Doctoral Dissertations

Date of Award

8-1992

Degree Type

Dissertation

Degree Name

Doctor of Philosophy

Major

Plant, Soil and Environmental Sciences

Major Professor

John T. Ammons

Committee Members

John E. Foss, Russel J. Lewis, S.Y. Lee, Paul A. Delcourt

Abstract

A pedologic investigation of an area of highly calcareous Late Quaternary alluvial sediments in northeastern Crete, Greece was undertaken to study the nature and distribution of the soils formed in these deposits and to evaluate the pedogenic processes responsible for their development. The specific objectives of this research were; (i) to describe and classify the soils, (ii) examine the nature and distribution of various forms of iron, manganese and silicon in these soils in order to better understand the weathering processes which had occurred, (iii) characterize the mineralogical properties of the soils and sediments to elucidate the processes responsible for the mineral assemblages identified and (iv) to develop a model of soil and landscape genesis for these alluvial soils.

All four soils exhibited red-colored, clay-rich surface horizons. Calcic horizons had developed in all soils which resulted in paling of subsoil colors. Two pedons were classified as sandy-skeletal, carbonatic, thermic Calcixerollic Xerochrepts and two were sandy-skeletal, carbonatic, thermic Fluventic Xerochrepts. The major pedogenic processes identified were rubification, accumulation of clay and trace elements, notably Ti, and calcic horizon development. Morphological characteristics of the calcic horizons varied from Stage 1 to III. These features suggested an age of latest Pleistocene to early Holocene for these soils.

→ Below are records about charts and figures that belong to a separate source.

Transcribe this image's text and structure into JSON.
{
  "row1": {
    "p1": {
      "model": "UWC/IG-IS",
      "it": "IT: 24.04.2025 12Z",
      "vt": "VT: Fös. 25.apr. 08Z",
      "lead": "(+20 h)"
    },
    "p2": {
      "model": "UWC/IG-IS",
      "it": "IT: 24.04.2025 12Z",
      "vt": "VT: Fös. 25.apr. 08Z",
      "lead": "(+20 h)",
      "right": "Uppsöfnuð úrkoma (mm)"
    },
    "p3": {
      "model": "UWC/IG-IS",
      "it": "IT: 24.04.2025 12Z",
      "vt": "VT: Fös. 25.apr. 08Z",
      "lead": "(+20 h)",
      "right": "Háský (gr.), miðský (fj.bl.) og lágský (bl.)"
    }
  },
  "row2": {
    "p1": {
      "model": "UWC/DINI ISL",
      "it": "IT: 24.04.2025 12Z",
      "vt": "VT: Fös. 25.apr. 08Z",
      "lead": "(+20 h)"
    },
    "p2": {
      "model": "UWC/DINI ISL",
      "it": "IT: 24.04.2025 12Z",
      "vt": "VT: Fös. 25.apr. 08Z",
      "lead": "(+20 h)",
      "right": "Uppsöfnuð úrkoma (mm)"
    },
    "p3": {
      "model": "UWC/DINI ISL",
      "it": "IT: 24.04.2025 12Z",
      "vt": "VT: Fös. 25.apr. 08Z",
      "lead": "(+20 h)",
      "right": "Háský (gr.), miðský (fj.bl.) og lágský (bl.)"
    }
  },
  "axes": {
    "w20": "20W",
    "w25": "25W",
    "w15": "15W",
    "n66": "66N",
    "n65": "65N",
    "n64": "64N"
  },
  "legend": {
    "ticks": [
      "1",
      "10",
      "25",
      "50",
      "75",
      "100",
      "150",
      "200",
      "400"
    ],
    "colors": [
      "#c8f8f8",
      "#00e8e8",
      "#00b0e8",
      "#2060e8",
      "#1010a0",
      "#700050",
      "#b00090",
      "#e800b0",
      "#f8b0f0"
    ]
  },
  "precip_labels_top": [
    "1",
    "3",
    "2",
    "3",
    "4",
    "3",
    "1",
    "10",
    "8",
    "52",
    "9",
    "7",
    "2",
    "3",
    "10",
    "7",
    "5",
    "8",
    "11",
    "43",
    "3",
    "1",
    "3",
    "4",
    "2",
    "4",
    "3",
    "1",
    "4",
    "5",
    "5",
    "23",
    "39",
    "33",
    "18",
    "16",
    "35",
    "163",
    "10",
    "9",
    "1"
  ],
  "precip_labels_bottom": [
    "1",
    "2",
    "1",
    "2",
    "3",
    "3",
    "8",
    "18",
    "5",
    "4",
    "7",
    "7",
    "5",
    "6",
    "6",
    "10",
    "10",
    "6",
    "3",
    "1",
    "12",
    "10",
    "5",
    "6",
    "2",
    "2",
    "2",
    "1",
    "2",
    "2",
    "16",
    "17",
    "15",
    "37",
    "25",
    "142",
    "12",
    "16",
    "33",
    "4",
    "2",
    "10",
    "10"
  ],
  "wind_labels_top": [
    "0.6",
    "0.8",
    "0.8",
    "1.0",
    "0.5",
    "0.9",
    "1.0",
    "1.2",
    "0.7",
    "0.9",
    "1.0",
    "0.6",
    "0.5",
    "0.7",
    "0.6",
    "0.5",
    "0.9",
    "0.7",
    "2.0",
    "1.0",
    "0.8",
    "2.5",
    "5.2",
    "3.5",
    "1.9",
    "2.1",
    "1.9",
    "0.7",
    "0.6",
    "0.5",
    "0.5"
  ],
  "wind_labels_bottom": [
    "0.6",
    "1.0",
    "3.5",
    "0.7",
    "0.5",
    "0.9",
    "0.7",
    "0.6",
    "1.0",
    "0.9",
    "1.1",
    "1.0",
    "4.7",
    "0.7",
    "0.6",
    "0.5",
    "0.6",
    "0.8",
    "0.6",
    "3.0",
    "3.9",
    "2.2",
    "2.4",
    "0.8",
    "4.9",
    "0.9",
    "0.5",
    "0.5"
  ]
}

Iron, Mn and Si contents were highest in surface horizons, decreasing with depth. Silicate- and dithionite-Fe as a fraction of total-Fe also suggested a maximum upper age limit of Late Pleistocene to early Holocene. Active iron ratios were low (0.05 to 0.15) which suggested rapid conversion of amorphous iron compounds to crystalline phases. Goethite was the dominant secondary iron phase. Manganese in these soils existed primarily as secondary oxides and organically-bound species. Hydroxylamine-HCl extracted an average of 58.8 % of the total Mn, while removing only 0.05 to 4 % of the total iron. This suggested that even in these highly calcareous soils hydroxylamine is still specific for Mn-compounds. Primary silicates were the major source of Si in these soils; however, dithionite. IV oxalate and hydroxylamine all extracted varying proportions of Si. These fractions were probably associated with the secondary Fe- and Mn- compounds.

Dolomite, calcite, quartz, illite, chlorite, kaolinite, feldspars (K-spar and plagioclase) and goethite were identified in these soils. Coarse and fine silt fractions were dominated by dolomite, calcite, and quartz. Clay fractions contained chlorite and illite, with minor amounts of kaolinite, quartz, dolomite, calcite and goethite. The extent of clay mineral inheritance, limited expansion of the chlorite and the lack of a chlorite or mica weathering product (vermiculite), as well as the presence of carbonates in the clay fractions all suggested that these soils were relatively young.

The following sequence of events was proposed for development of the sediments and soils of these alluvial deposits. A period of valley-filling followed by stabilization and stream incision, possibly in the Middle Pleistocene, led to the development of marine and fluvial terraces which now exist as conglomeratic inliers surrounded by younger sediments. Continued valley filling and landscape adjustment probably occurred throughout the Late Pleistocene, but the extent of this activity is unknown. One last period of alluviation probably occurred near the transition between the Pleistocene and Holocene, in response to climatic change. This event could have taken place between 8,300 and 9,000 BP based on evidence from southern Crete (Bottema, 1980). Weathering and soil development was probably rapid up to about 7,500 BP, when a shift toward a drier climate would have changed the rate of weathering. Calcic horizon development was probably initiated by about 8,000 BP in response to the shift toward drier conditions. Another period of increased weathering and clay accumulation likely took place between 7,500 and 7,300 BP, as pollen data for this period implied a re-expansion of forests in Crete (Bottema, 1980). Modem soil forming conditions have probably been controlling soil genesis in the area since 4,500 to 4,000 BP. Periods of extreme climate, combined with human population pressure, have likely resulted in brief episodes of landscape instability over the last 4000 to 5000 years.